1000énaire chronique(s)… compte à rebours /// 190 et ça monte – et ça descend…
traduction : se questionner sans cesse est un signe d’intelligence… les idiots sont toujours certains à 100 % de tout ce qu’ils font dans la vie… – Vasudev
en tous cas, moi je ne suis pas idiot… du moins, pas dans le sens d’être certain…
que du doute dans ma vie… d’où viens-je ? où vais-je ? qui suis-je ? que fais-je ici ? et là-bas…
en fait je parle au «je» mais je pourrais dire nous, car je ne sais pas plus d’où vous venez que d’où je viens et où je vais, ce que nous faisons ici vous et moi… je soupçonne que nous venons et allons à la même place en fait… now here… ici maintenant… et ici maintenant c’est nulle part ailleurs qu’ici et partout à la fois… en anglais du moins c’est plus clair, now here…
car que savons-nous vraiment au sujet de ce que nous nommons réalité ? quelle réalité en fait ? car chacun(e) a sa propre réalité… chacun(e) sa propre expérience de vie, chacun(e) sa propre perception des choses, chacun(e) notre histoire, qui n’est qu’une version de la même grande histoire…

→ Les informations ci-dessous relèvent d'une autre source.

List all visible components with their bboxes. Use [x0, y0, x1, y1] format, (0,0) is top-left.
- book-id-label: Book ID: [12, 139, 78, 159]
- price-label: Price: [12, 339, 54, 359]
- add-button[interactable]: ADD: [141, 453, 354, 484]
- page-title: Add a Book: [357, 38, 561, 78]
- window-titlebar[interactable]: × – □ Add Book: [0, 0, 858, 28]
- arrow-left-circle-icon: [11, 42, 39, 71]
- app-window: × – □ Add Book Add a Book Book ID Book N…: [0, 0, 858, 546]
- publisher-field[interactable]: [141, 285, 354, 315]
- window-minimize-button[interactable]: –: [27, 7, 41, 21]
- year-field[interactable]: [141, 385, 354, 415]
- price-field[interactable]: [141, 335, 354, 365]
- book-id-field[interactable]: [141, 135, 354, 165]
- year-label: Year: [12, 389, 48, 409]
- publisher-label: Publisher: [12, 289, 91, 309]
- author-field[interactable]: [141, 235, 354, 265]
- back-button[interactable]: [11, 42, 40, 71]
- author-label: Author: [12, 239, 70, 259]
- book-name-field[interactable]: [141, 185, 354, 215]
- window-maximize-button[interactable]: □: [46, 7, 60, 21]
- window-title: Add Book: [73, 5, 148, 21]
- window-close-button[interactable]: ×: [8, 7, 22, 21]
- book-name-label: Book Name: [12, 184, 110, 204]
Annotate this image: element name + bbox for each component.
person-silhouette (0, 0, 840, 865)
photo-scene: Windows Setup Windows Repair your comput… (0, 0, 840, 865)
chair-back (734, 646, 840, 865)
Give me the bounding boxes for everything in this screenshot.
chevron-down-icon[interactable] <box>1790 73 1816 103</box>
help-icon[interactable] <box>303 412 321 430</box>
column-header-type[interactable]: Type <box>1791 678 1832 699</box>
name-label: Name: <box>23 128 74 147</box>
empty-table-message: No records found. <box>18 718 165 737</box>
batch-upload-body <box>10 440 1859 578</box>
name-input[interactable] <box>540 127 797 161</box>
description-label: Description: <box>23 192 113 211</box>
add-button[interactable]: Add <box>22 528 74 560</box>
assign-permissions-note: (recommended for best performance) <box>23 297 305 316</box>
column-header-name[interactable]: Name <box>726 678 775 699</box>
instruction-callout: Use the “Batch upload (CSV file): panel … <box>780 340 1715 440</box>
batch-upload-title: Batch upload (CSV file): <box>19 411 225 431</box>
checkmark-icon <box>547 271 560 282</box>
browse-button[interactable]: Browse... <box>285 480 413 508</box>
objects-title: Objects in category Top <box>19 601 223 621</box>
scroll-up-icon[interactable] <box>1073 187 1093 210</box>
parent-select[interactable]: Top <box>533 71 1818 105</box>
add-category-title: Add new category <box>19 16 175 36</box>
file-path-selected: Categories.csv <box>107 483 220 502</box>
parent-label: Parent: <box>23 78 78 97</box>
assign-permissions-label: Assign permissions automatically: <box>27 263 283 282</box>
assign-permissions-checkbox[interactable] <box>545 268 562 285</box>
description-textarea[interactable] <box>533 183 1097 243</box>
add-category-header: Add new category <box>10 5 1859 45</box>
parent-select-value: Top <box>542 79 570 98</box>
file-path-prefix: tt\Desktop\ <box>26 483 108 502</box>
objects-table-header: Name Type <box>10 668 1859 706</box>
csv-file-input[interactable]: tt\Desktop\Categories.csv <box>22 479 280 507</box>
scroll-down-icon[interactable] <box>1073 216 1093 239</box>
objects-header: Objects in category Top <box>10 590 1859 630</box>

d’ailleurs, sans notre histoire qui nous garde tout petit(e) et défini(e), tout va bien…

qu’une histoire, qu’un conte de fée… qu’une version limitée de la grande trame, de la grande dame vie… un grand jeu de dames la vie, avec ses échecs, ses tic, ses tac et ses to, ses serpents et ses échelles…
on ne sait rien et c’est tant mieux… comme ça on peut se faire surprendre, comme ça tout est possible… quand on ne sait pas, on sait tout car la vérité réside dans le mystère, la vérité s’y cache, là, au creux de l’inconnu…
on ne sait pas vraiment ce qui s’est passé car toujours les versions que les historiens ont bien voulu nous raconter… pas une seule histoire, que de multiples histoires… et on sait encore moins ce qui se passera car l’avenir est incertain, imprévisible, inconnu… et souvent une réalité n’est rien d’autre que de la fiction…
et comme la matière est principalement du vide, que nomme-t-on réalité ?
d’ailleurs si on remplaçait le vide des atomes nous composant, nous humains, toute l’humanité tiendrait dans l’équivalent d’un carré de sucre… sweet non ?
alors chers lecteurs/trices, en sucrant vote café ce matin, vous penserez à ça… c’est toute l’humanité que vous déposerez dans votre tasse en soustractant le vide…
quelques réflexions qui nous ça gardent humble et petit et qui demandent qu’on se prenne à la légère… un carré de sucre…
et comme disait Bouddha, doutez de tout et trouvez votre propre lumière…
tchin tchin ! let’s live to that !

Oui, et en fait, c’est la lumière qui nous trouve, quand le doute en vient même à ne plus chercher… Alors le vide nous trouve et nous entrouvre et alors on commence à goûter à une pointe de notre réelle humanité… et alors une vie de délices s’ouvre et nous nourrit, continuellement. Mm… que c’est bon que ce vide…eh oui, tout cela tiendrait en un seul carré, mais quel carré! Quel vide que ce vide! nous ne savons pas grand chose de ce qu’est que Ce qui est…à moins de moins résister… Merci Ati!